When you’re the fastest thing on the road you don’t need to look behind you very often. It’s the stuff up ahead you have to watch out for––including motorcycles––a lot of which are just as fast and maneuverable as very fast cars.
Most fatal motorcycle accidents involve another vehicle, usually a car, and the car driver is most often at fault. The classic “I didn’t see him” scenario has a car turning left in front of an oncoming bike, with the bike rider getting the worst of it.
Here are some tips to avoid pasting your two-wheeled motorhead brethren all over your grille.
All motorcycles are required by law to run with their headlights on all the time. But motorcycles are smaller than cars, and even those with two headlights place the beams close together, so they’re easily hidden in blind spots created by a car’s roof and door pillars, or in areas the rear-view mirrors don’t cover. When you turn or change lanes, don’t just check your mirrors, do a head check, too, looking over your shoulder to make sure you’re not about to punt a bike into the weeds.
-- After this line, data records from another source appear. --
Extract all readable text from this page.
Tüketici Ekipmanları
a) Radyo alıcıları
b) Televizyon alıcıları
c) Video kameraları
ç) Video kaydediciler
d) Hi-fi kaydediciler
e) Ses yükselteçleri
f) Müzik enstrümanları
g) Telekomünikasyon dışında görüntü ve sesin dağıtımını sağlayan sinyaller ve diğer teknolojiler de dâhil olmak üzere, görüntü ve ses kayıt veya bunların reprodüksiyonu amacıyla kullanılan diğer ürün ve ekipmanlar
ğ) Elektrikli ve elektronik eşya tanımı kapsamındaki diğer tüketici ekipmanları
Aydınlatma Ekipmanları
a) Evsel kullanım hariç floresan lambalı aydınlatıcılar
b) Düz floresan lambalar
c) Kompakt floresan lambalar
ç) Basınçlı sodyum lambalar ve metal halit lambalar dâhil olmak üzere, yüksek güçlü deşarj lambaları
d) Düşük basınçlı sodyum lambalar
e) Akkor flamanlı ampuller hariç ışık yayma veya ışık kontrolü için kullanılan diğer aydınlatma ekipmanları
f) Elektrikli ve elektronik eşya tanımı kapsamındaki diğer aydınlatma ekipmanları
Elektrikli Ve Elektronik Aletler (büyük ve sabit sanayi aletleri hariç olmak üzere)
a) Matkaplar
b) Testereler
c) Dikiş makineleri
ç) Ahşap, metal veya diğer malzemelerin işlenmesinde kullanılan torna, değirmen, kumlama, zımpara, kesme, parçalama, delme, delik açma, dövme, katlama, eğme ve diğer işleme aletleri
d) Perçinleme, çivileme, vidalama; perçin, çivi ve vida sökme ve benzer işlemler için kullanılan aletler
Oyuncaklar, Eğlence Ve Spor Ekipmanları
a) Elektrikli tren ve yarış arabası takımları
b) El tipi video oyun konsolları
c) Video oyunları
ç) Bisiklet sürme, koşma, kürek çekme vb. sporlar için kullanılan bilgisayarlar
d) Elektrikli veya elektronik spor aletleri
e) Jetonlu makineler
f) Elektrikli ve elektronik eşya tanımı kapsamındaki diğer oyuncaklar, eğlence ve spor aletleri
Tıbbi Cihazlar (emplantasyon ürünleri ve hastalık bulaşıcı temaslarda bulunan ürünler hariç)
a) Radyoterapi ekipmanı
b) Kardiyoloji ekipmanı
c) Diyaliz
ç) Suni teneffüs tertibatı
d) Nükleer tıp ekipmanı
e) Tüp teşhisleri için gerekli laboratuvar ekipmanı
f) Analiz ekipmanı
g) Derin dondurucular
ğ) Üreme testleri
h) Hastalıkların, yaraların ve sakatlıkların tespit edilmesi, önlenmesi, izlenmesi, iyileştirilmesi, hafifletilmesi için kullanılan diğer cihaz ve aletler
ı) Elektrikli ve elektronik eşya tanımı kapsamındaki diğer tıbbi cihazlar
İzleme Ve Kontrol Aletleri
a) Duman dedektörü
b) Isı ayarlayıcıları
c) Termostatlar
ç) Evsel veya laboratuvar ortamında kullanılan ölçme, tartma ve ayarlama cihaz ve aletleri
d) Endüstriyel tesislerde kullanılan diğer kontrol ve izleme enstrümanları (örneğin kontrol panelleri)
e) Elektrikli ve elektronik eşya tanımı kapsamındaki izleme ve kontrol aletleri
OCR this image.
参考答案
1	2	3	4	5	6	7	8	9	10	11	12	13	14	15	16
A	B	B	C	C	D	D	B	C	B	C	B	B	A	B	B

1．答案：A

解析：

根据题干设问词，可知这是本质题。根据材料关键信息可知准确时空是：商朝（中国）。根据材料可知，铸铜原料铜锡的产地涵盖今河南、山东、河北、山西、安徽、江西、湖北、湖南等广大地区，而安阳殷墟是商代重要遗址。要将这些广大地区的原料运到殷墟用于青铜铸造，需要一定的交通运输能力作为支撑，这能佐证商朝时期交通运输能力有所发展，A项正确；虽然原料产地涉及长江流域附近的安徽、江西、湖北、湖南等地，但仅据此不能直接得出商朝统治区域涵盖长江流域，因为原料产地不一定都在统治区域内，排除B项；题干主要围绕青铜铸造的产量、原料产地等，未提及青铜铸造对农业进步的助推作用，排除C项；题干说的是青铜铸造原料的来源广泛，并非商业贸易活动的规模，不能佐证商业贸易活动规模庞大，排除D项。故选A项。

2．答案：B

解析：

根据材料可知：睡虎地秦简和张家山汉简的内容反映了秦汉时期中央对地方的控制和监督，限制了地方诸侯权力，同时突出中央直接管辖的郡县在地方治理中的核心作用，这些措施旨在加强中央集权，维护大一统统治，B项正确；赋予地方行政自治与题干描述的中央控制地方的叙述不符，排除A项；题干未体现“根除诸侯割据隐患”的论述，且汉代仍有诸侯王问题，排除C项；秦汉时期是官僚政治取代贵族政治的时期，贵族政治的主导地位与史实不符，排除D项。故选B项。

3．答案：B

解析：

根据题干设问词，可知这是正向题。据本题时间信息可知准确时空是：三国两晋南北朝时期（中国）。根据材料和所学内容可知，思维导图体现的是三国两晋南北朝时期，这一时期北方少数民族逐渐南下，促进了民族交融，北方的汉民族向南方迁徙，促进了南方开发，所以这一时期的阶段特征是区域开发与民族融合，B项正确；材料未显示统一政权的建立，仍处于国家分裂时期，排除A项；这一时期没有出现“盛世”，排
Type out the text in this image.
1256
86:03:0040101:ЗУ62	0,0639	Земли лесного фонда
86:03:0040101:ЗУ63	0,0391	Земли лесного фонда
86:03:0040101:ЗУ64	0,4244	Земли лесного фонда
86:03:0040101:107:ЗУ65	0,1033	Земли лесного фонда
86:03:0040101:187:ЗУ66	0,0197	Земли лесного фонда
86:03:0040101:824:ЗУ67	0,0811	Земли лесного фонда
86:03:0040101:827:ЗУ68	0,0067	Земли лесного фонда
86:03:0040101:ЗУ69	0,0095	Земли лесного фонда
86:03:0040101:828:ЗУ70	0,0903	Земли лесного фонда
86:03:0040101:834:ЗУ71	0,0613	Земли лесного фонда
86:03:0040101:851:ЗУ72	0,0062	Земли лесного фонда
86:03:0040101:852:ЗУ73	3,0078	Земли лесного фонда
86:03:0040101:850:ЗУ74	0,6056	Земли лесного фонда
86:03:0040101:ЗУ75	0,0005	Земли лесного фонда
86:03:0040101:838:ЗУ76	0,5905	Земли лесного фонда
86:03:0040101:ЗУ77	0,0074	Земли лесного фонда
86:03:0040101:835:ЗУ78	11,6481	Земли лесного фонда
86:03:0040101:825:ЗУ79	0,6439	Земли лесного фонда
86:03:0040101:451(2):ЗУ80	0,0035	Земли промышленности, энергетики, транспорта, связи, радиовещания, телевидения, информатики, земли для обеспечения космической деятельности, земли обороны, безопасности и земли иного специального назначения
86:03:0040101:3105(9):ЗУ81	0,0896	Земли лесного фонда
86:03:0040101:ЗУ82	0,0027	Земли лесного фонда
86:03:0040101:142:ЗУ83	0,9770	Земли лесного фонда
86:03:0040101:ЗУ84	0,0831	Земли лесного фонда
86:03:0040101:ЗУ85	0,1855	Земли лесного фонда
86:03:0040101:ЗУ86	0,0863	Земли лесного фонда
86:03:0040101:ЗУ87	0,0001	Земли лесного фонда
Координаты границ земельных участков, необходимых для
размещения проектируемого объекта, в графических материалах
That headlight-placement issue can make motorcycles appear farther away than they really are. You might think you’re seeing a car coming, and judge its distance from you by how far apart the headlights look, but it could be a motorcycle that’s a lot closer to you––and going a lot faster––than you thought.
Give bikes a lot of room when you’re following them in traffic. Some motorcyclists use engine braking to slow down, so you won’t see a brake light right away. Keep an eye out up the road and look for places a motorcycle might slow down or stop, like intersections or stop signs.
A modern motorcycle with an experienced rider at the controls can stop in amazingly short distances on a clean, dry road. But water, dirt, debris, leaves, and other factors make braking more difficult for bikes, especially those ridden by novices or weekend warriors whose skills aren’t up to par.
Some motorcycles have self-canceling turn signals, but most do not. If you see a bike with its turn signal blinking, don’t automatically assume the rider is going to turn or change lanes. If you’re in doubt, give the biker a break and back off.
Finally, remember that under that helmet with the dark faceshield is another motorhead, just like you, who gets the same kick out of high-performance vehicles no matter how many wheels they have. That motorhead might even be me.